I was actually transferred to another line, after random beeps of miss typed numbers on phone, and in passing the persons name was stated whom's answering machine I was about to leave my brief description and contact number. I now have a name and direct line to this regions administrator. There is a slow rising belief that the flock will indeed be certified by summer. Let's not be overzealous as it's not even Thanksgiving yet but with a contact name and persistence I've no doubt of a person to person conversation with the correct individual by New Years. After four months the cog is now in motion.
Good for you.
It's a federal program but with state administration so experiences, costs and admin structure are very different from state to state.
I had to have a 4 month lead time since I contacted in the busiest time of year.
At our NPIP office, there is only one person that does the tests statewide for smaller breeders. When he isn't in the office because he is out testing, one only gets a recording.
I just had my second annual testing in August.
In our state, every bird on the property over 4 months of age needs to be tested and the results are immediate.
In some states, only a percentage of the flock needs to be tested.
It's five months of age here and all birds first testing. Not certain as yet to talk to the person for this region, small state and two people, but believe its random testing each year thereafter. NPIP is required for sale of birds though it's not really monitored and of course needed for any showing or sales across state lines. The certification doesn't mean much to me as it only checks for pullorum but will make life easier with sales, transporting and showing. If I get in the machine now and in rotation of yearly testing it shouldn't be a problem when policing of rules gets strict and the agency is overrun.
Here they hold two classes a year where you can become certified to do your own testing or test someone else. Each state really is different.

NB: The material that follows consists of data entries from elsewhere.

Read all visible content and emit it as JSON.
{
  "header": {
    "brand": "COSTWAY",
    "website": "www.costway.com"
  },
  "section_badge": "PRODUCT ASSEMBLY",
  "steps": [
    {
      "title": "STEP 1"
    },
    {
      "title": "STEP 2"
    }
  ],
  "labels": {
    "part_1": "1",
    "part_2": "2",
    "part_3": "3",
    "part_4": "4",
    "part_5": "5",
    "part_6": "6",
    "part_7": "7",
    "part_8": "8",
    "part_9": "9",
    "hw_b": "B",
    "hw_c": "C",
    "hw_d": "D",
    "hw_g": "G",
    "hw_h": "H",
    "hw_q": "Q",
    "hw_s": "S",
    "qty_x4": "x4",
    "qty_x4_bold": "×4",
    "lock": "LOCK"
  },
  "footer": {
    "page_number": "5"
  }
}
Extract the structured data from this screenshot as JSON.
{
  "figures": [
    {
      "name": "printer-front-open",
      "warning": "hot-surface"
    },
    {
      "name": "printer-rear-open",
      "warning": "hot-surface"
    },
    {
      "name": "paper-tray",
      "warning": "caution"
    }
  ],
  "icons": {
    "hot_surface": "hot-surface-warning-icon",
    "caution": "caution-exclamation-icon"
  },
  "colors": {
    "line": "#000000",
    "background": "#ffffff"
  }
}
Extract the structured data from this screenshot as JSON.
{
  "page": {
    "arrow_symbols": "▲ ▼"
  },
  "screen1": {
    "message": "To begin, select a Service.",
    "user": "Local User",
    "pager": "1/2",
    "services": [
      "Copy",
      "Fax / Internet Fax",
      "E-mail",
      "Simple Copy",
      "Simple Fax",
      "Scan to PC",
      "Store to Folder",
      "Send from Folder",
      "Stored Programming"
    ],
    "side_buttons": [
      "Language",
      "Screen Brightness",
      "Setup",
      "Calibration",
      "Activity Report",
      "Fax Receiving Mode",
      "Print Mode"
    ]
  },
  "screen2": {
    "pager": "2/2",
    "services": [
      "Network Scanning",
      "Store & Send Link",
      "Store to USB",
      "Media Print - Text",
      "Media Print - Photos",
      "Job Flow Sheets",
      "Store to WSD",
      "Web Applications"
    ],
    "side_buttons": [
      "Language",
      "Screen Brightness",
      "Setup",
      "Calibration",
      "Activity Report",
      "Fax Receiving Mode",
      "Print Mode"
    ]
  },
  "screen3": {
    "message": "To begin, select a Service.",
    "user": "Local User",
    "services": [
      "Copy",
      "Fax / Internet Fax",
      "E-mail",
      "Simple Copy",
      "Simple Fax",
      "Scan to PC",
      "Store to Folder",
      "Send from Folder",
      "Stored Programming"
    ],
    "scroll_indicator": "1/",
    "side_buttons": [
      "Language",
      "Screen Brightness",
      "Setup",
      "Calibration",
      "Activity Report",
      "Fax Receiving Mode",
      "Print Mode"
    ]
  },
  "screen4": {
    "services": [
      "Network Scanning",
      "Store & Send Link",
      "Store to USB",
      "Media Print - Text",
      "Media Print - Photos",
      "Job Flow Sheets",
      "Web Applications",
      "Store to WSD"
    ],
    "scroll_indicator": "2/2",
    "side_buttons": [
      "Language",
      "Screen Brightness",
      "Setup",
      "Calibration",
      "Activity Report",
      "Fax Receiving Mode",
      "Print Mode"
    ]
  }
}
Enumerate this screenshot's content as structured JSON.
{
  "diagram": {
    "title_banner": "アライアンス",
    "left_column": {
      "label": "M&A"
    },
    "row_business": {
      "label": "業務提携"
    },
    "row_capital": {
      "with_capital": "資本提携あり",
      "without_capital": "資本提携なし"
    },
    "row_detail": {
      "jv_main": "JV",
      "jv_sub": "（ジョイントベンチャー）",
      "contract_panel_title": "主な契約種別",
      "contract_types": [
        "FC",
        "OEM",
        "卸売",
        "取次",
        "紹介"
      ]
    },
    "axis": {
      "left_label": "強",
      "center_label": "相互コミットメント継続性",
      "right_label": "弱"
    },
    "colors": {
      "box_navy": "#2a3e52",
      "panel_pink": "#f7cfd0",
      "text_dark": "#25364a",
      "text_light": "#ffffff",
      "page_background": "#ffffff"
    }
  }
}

It’s one of those government programs that has worked. Pullorum used to be pretty widespread but it’s really rare now. Arkansas has been certified Pullorum-free as have several other states. Pullorum is what was targeted but each state is free to add some other requirements. Arkansas has some additional requirements.

Sometimes progress comes in small steps. Now that you have their attention there is hope.
I had to check this post to see how long it's been since I made contact with the state. Not too bad, week and half ago and three phone messages directly to the testers cell phone later and we have contact! The good news is schedule of testing was very quick. I was thinking of doing spring test but decided a.s.a.p. would be less headache of attempting to reconnect. He'll be here 8am the 15th. This way I can get retested next fall when the chicks are over 20 weeks. Yup, it's a 5 birds random flock grab after the initial entire flock first test here in Vermont. And they've added AI to the test. Not sure why mereks isn't thrown on too as AI test is also a lab result not done on sight like the pullorum. He told me how easy that test was, I see how it would be advantagous to run a quick certification class for that. Drop of blood swirled in a thin liquid medium and if it clogs up it's positive. Just have to start a fire in the garage that morning to have a place above freezing.

I told him I'd leave the coop closed to make it easier for us and he said that's a great idea, I'll swing by when I leave my house in morning. So it should be a fun morning, seems a nice fella and once in program I may only have to call his cell phone direct for retesting twice in one week. Quick schedule but hard to get through to people was my experience in Vermont. It would be months but I guess squeaky wheels get the grease (which is a poor reward system for bad behaviour) so one could call every day and make contact in a weeks time easy.
I have been a member of the Georgia NPIP program for two years. Their service has been excellent, the employees are efficient in what they do and very pleasant to do business with. This program has been very beneficial and informative for me. The only thing is catching the chickens. It's best to have your birds contained before they arrive. Membership is eight dollars a year and thirty-five cents for each bird tested. I sell both chickens and eggs. This program reassures me and my customers that my birds are healthy. I have also taken a class in egg candling and culling birds humanely. Knowledge is good and none of it took a lot of time.